How It All Fits Together
Riley = a large language model (LLM)
Dad = pre-training + fine-tuning (including RLHF)
Phone = tools and connectors (Search, Calendar, Email, Docs, Database, Web)
Agentic execution = plan → call tool → read result → decide next step (loop with approvals)
This combination is why ChatGPT went from interesting to useful. A year ago, it was just Riley without the phone—impressive pattern matching, good at conversation, but limited to its training data and prone to confident hallucinations. Then it got the phone. Suddenly it could search the web for current information, execute code, analyze files, access your calendar. And critically, it learned to use these tools in parallel, chaining them together to complete complex tasks. It's not a smarter model. It's the same Riley, now empowered by the right infrastructure.
The breakthrough wasn't better intelligence.
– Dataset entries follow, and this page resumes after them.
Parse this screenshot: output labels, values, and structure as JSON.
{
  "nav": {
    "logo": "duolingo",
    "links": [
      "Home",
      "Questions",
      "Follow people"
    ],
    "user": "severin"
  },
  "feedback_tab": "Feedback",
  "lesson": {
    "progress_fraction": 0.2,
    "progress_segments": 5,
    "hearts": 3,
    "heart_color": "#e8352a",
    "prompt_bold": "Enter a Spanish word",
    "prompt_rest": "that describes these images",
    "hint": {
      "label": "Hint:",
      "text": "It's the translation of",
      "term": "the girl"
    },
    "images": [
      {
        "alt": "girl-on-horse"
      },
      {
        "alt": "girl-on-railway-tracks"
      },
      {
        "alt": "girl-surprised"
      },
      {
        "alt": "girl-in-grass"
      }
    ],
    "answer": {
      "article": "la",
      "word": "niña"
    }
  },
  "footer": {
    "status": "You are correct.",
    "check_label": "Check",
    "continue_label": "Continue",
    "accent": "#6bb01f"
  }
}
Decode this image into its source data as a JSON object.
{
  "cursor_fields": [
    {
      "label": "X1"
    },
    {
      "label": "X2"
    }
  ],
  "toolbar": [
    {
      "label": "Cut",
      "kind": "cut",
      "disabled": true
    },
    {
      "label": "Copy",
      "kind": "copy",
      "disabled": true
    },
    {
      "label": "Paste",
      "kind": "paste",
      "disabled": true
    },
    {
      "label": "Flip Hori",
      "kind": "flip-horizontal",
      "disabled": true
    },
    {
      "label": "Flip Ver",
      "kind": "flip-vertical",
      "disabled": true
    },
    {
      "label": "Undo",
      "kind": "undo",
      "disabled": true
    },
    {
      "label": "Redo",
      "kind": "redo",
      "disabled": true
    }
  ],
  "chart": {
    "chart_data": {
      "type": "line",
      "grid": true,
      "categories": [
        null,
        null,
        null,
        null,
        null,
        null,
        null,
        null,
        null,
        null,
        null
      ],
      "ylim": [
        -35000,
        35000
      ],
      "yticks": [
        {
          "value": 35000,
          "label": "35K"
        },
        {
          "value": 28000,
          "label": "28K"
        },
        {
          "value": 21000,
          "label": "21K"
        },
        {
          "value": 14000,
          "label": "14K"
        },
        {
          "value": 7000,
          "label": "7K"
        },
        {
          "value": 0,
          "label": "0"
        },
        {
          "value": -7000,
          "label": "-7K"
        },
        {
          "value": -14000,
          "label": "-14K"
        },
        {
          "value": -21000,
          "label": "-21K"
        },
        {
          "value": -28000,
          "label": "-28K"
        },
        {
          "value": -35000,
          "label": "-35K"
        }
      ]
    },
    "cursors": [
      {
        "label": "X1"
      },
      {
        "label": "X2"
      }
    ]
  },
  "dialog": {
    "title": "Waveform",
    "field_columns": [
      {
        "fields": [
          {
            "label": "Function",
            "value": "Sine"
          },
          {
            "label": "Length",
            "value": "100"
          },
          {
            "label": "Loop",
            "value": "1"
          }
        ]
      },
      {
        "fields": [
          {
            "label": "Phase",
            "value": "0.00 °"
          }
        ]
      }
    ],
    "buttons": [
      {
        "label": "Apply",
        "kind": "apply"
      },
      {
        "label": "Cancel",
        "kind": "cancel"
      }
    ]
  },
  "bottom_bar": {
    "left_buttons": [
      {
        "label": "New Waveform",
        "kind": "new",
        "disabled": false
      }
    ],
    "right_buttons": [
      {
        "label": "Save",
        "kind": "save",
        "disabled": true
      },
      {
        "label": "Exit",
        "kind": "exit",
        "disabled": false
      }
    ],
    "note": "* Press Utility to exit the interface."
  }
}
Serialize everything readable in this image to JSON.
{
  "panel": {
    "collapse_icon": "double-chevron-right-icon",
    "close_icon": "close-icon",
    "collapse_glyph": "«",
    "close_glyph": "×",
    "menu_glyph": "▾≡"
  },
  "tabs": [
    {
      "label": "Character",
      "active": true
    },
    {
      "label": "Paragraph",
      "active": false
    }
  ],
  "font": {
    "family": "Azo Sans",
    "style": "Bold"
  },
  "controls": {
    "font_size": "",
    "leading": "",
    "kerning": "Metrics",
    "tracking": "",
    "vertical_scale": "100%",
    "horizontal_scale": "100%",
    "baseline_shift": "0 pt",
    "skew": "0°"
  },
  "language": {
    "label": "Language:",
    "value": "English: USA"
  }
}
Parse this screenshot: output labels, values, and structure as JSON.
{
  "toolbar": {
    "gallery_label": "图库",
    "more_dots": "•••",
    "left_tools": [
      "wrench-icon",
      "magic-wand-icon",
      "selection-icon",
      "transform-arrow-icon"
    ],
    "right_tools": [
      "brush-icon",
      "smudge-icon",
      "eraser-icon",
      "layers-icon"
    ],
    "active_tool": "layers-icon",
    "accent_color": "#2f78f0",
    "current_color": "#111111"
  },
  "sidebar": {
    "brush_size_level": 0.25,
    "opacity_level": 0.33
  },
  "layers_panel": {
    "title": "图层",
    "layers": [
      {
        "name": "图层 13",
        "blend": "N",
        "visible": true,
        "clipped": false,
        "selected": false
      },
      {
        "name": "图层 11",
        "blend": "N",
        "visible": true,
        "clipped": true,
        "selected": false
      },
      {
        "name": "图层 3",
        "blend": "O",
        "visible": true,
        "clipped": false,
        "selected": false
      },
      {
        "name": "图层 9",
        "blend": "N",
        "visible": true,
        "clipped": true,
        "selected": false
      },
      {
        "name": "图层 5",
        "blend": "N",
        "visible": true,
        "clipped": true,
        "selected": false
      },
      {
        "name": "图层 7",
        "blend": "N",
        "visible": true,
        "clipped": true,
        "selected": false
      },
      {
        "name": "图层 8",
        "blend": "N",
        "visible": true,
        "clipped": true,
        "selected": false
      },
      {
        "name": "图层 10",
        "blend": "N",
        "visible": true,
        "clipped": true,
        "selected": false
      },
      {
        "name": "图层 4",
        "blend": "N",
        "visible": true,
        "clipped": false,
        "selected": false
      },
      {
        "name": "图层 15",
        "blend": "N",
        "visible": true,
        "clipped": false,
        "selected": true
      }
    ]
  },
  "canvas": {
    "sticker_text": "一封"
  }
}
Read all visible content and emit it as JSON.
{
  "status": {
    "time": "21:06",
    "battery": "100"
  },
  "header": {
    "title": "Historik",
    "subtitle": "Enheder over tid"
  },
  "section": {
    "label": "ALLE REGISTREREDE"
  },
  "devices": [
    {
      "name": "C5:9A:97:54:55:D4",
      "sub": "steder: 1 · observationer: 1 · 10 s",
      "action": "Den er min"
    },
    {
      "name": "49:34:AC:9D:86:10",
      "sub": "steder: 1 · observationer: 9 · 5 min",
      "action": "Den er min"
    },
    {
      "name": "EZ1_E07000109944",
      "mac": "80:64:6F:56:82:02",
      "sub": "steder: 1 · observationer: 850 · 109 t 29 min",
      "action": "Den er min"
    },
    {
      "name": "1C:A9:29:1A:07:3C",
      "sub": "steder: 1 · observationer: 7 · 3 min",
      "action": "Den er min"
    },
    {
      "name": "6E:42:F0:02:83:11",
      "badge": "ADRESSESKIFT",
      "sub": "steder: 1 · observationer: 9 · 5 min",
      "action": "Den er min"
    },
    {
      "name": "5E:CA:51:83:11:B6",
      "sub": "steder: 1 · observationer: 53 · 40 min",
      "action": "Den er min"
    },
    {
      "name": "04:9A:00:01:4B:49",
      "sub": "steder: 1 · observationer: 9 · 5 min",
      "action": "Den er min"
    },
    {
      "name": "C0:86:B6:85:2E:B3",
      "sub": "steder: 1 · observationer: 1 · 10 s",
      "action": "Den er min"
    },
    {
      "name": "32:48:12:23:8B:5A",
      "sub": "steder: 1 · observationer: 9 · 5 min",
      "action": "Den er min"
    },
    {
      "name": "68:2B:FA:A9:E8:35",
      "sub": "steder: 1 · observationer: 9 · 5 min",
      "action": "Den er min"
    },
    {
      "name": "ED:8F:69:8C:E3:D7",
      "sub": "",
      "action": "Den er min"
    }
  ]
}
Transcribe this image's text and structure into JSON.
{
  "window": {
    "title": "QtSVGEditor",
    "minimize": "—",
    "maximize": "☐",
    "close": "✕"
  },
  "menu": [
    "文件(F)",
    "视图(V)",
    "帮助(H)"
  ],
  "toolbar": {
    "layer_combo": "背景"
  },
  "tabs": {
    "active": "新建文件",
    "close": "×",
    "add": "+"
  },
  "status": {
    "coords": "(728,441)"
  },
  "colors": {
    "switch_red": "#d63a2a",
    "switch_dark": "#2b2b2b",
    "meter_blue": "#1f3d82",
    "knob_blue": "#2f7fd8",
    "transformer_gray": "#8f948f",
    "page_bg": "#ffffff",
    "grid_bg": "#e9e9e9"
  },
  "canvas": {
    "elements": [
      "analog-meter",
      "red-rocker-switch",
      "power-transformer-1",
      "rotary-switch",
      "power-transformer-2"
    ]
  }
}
It was giving intelligence the ability to act.
Building Your Own Riley
If you're building AI assistants, you need three layers:
- Model – Choose the LLM(s) and how you prompt them (system prompts, few-shot examples), plus guardrails.
- Tools & Data – Stable, permissioned connectors to the systems your users live in (email, calendar, docs, SaaS APIs, internal data). Include retrieval for "memory" so Riley can cite and re-use past context.
- Orchestrator – The agent loop that plans → calls tools → reads results → decides next step. Add approvals, logging, rate limits, cost controls, and fallbacks.
Guardrails checklist:
- Approvals for irreversible actions
- Auth scoping & secret rotation
- Logging + replay for each tool call
- Timeouts, retries, and cost caps
- Clear error surfacing when a step fails
At Civic, we're building exactly this infrastructure. We provide the phone—a way to connect your LLM with the tools it needs. We handle the authentication, token refresh, secure credential management, server deployment—all the messy infrastructure that makes tool access actually work in production. The only thing you have to think about is: what information will my agent need? Not how to securely connect to Gmail's API, or how to manage OAuth flows, or how to avoid storing sensitive tokens. Just what your Riley needs to be useful.
Because once you understand how these pieces fit together—the LLM, the tools, the orchestrator, the guardrails—the question isn't whether to build AI assistants. It's what you're going to build them to do.